It’s that time again at year end, when investors have to think about rebalancing their portfolios, chucking out underperformers, and adding some growth candidates and stable dividend income generation stocks to create long-term, outperforming TFSA retirement portfolios.
Growing a retirement nest egg shouldn’t be too much of a hustle, as the TSX offers some of the most compelling stable growth stocks that can make up core portfolio holdings, and one may choose to get a little greedier and power up the tax-free investment account with lottery-ticket-like positions that could appreciate significantly in a short term.
There are three good candidates for 2020 that I am looking at, and I will start off with the most cash flow stable option, and it’s a real estate investment trust (REIT).
Northwest Healthcare Properties
Canadian REITs have largely taken off this year, and income yields have come down, but Northwest Healthcare Properties Real Estate Investment Trust (TSX:NWH.UN) units pay a monthly distribution that still offers a juicy 6.5% yield today.
The trust holds a big portfolio of 169 healthcare properties located in Canada, Brazil, Australia, New Zealand, and Europe with a strong occupancy rate and a 14-year average lease term that help secure the healthy monthly distribution.
The REIT managed to upsize its Australian joint venture by $1.6 billion recently, and this could result in operating economies of scale while management has been refinancing some of its expensive loans at lower rates this year to free up more cash flow for growth projects. Units could appreciate in price over the next few years, as new development projects start contributing to funds flow.
Bridging the dividend-growth gap
Enbridge (TSX:ENB)(NYSE:ENB) stock is my next consideration.
REIT distributions may be stable, but they may not grow as fast as those from this utilities and energy infrastructure giant. Enbridge’s solid dividend-growth history and a strong free cash flow growth outlook makes the stock a compelling income play in a retirement-focused core portfolio.
Its regulated and contracted rates provide high cash flow visibility, even during times of low commodity prices, while its recently increased capital-expenditure budget could grow distributable cash flows over the next five years. Dividends will continue growing, and the annual yield on cost could keep become juicier than the current 5.9% in the long term.
Most importantly, shares have traded sideways for over three years, good entry points still exist before the rally.

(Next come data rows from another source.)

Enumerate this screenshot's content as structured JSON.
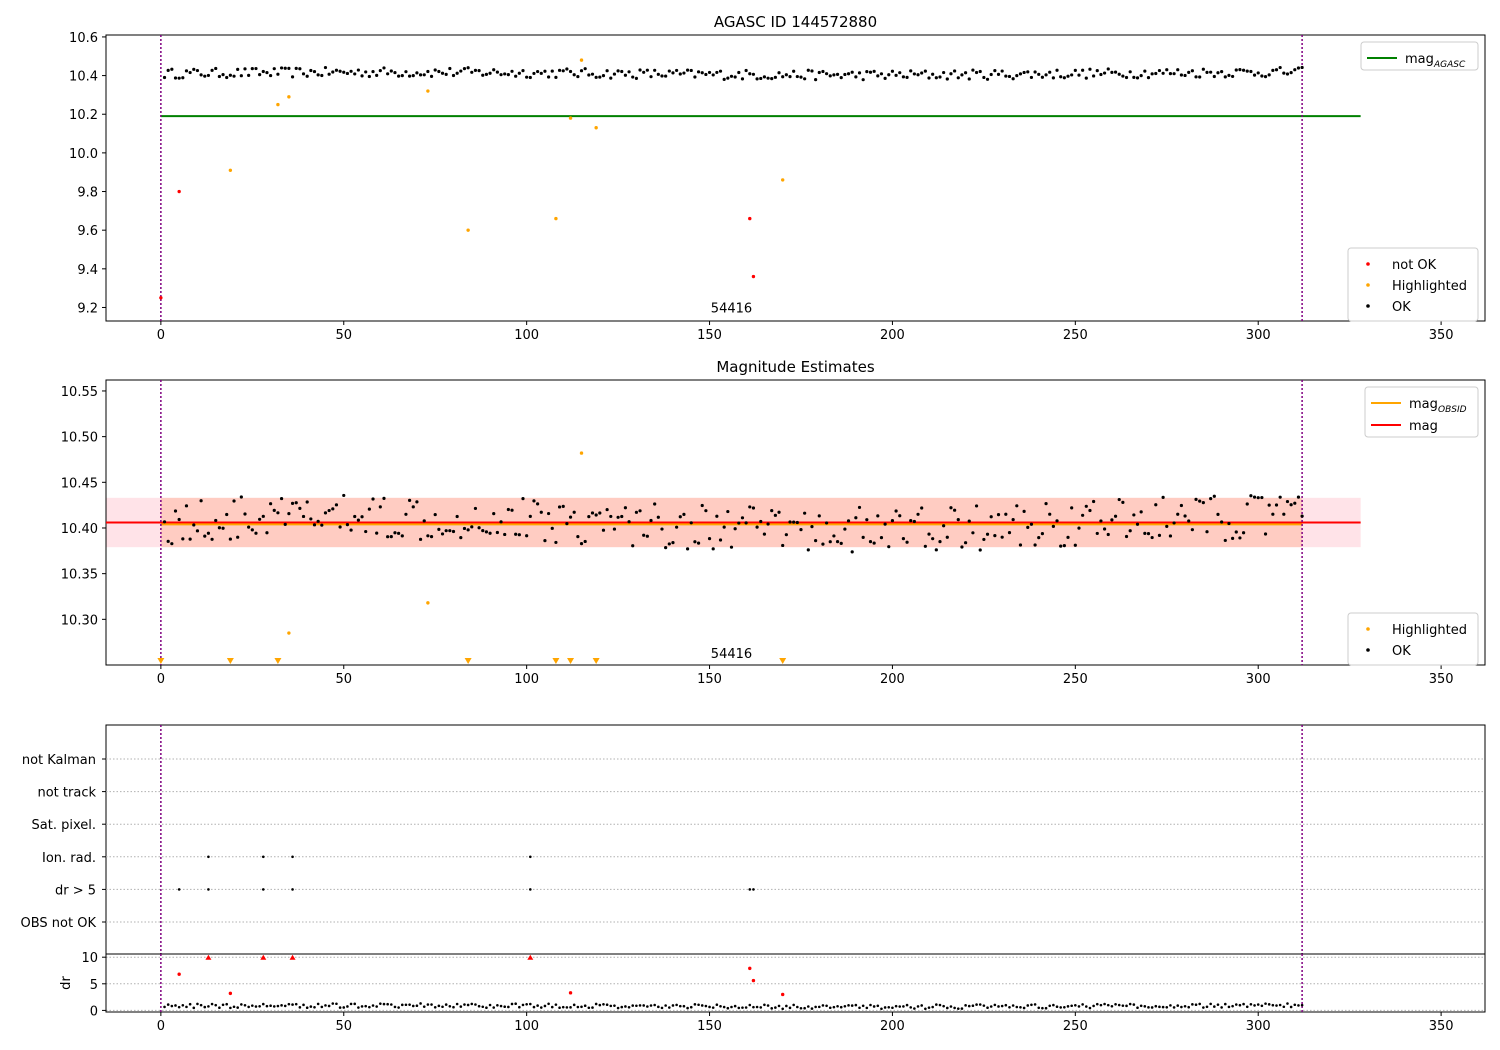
{
  "chart_data": [
    {
      "type": "scatter",
      "title": "AGASC ID 144572880",
      "xlabel": "",
      "ylabel": "",
      "xlim": [
        -15,
        362
      ],
      "ylim": [
        9.13,
        10.61
      ],
      "x_ticks": [
        0,
        50,
        100,
        150,
        200,
        250,
        300,
        350
      ],
      "y_ticks": [
        9.2,
        9.4,
        9.6,
        9.8,
        10.0,
        10.2,
        10.4,
        10.6
      ],
      "y_tick_labels": [
        "9.2",
        "9.4",
        "9.6",
        "9.8",
        "10.0",
        "10.2",
        "10.4",
        "10.6"
      ],
      "legend_lines": [
        {
          "name": "mag",
          "sub": "AGASC",
          "color": "#008000"
        }
      ],
      "legend_points": [
        {
          "name": "not OK",
          "color": "#ff0000"
        },
        {
          "name": "Highlighted",
          "color": "#ffa500"
        },
        {
          "name": "OK",
          "color": "#000000"
        }
      ],
      "hlines": [
        {
          "y": 10.19,
          "x0": 0,
          "x1": 328,
          "color": "#008000"
        }
      ],
      "vlines": [
        0,
        312
      ],
      "annotations": [
        {
          "text": "54416",
          "x": 156,
          "y": 9.2
        }
      ],
      "ok_baseline": 10.41,
      "ok_amplitude": 0.025,
      "ok_range": [
        1,
        312
      ],
      "series": [
        {
          "name": "Highlighted",
          "color": "#ffa500",
          "x": [
            19,
            32,
            35,
            73,
            84,
            108,
            112,
            115,
            119,
            170
          ],
          "y": [
            9.91,
            10.25,
            10.29,
            10.32,
            9.6,
            9.66,
            10.18,
            10.48,
            10.13,
            9.86
          ]
        },
        {
          "name": "not OK",
          "color": "#ff0000",
          "x": [
            0,
            5,
            161,
            162
          ],
          "y": [
            9.25,
            9.8,
            9.66,
            9.36
          ]
        }
      ]
    },
    {
      "type": "scatter",
      "title": "Magnitude Estimates",
      "xlabel": "",
      "ylabel": "",
      "xlim": [
        -15,
        362
      ],
      "ylim": [
        10.25,
        10.562
      ],
      "x_ticks": [
        0,
        50,
        100,
        150,
        200,
        250,
        300,
        350
      ],
      "y_ticks": [
        10.3,
        10.35,
        10.4,
        10.45,
        10.5,
        10.55
      ],
      "y_tick_labels": [
        "10.30",
        "10.35",
        "10.40",
        "10.45",
        "10.50",
        "10.55"
      ],
      "legend_lines": [
        {
          "name": "mag",
          "sub": "OBSID",
          "color": "#ffa500"
        },
        {
          "name": "mag",
          "sub": "",
          "color": "#ff0000"
        }
      ],
      "legend_points": [
        {
          "name": "Highlighted",
          "color": "#ffa500"
        },
        {
          "name": "OK",
          "color": "#000000"
        }
      ],
      "bands": [
        {
          "x0": -15,
          "x1": 328,
          "y0": 10.379,
          "y1": 10.433,
          "color": "#ffc0cb",
          "opacity": 0.45
        },
        {
          "x0": 0,
          "x1": 312,
          "y0": 10.379,
          "y1": 10.433,
          "color": "#ffa07a",
          "opacity": 0.35
        }
      ],
      "hlines": [
        {
          "y": 10.406,
          "x0": -15,
          "x1": 328,
          "color": "#ff0000"
        },
        {
          "y": 10.404,
          "x0": 0,
          "x1": 312,
          "color": "#ffa500"
        }
      ],
      "vlines": [
        0,
        312
      ],
      "annotations": [
        {
          "text": "54416",
          "x": 156,
          "y": 10.262
        }
      ],
      "ok_baseline": 10.405,
      "ok_amplitude": 0.025,
      "ok_range": [
        1,
        312
      ],
      "series": [
        {
          "name": "Highlighted",
          "color": "#ffa500",
          "x": [
            35,
            73,
            115
          ],
          "y": [
            10.285,
            10.318,
            10.482
          ]
        },
        {
          "name": "Highlighted (below axis)",
          "color": "#ffa500",
          "x": [
            0,
            19,
            32,
            84,
            108,
            112,
            119,
            170
          ],
          "y": [
            10.25,
            10.25,
            10.25,
            10.25,
            10.25,
            10.25,
            10.25,
            10.25
          ]
        }
      ]
    },
    {
      "type": "scatter",
      "title": "",
      "xlabel": "",
      "ylabel": "",
      "xlim": [
        -15,
        362
      ],
      "categories": [
        "not Kalman",
        "not track",
        "Sat. pixel.",
        "Ion. rad.",
        "dr > 5",
        "OBS not OK"
      ],
      "vlines": [
        0,
        312
      ],
      "flags": [
        {
          "category": "Ion. rad.",
          "x": [
            13,
            28,
            36,
            101
          ]
        },
        {
          "category": "dr > 5",
          "x": [
            5,
            13,
            28,
            36,
            101,
            161,
            162
          ]
        }
      ]
    },
    {
      "type": "scatter",
      "title": "",
      "xlabel": "",
      "ylabel": "dr",
      "xlim": [
        -15,
        362
      ],
      "ylim": [
        -0.3,
        10.6
      ],
      "y_ticks": [
        0,
        5,
        10
      ],
      "y_tick_labels": [
        "0",
        "5",
        "10"
      ],
      "x_ticks": [
        0,
        50,
        100,
        150,
        200,
        250,
        300,
        350
      ],
      "vlines": [
        0,
        312
      ],
      "ok_baseline": 0.8,
      "ok_amplitude": 0.4,
      "ok_range": [
        1,
        312
      ],
      "series": [
        {
          "name": "clipped",
          "color": "#ff0000",
          "marker": "triangle",
          "x": [
            13,
            28,
            36,
            101
          ],
          "y": [
            10,
            10,
            10,
            10
          ]
        },
        {
          "name": "not OK",
          "color": "#ff0000",
          "x": [
            5,
            19,
            112,
            161,
            162,
            170
          ],
          "y": [
            6.8,
            3.2,
            3.3,
            7.9,
            5.6,
            3.0
          ]
        }
      ]
    }
  ]
}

Lastly, a cannabis lottery ticket
Aphria (TSX:APHA)(NYSE:APHA) is a cannabis stock with significant sales growth potential after receiving a long-awaited, critical production licence recently, but earlier scandals significantly lowered its valuation multiples as compared to peers.
Shares were beaten down along with the peer group, as market growth fears gripped the investing community in response to a plethora of bad news, scary earnings guidance revocations, and expansion projects suspensions by some competitors, but more retail store roll-outs from 2020 could bring better winning prospects for the nascent marijuana industry against a stubborn underground cannabis market.
The company has a robust distribution network through a Germany subsidiary that only requires European Union Good Manufacturing Practices certifications for its Canadian production facilities to tap into a fast-growing high-margin market. The certification process is already underway, while a Germany production tender win could further propel revenue growth.
Unlike most peers (excluding Cronos Group and Canopy Growth), the company remains one of the most well-funded pot firms for its size, and its business processes have proved to be profitable, even before volume growth and stabilized operating costs could provide significant operating leverage in the next year.
APHA stock could significantly outperform the TSX over the next two to three years.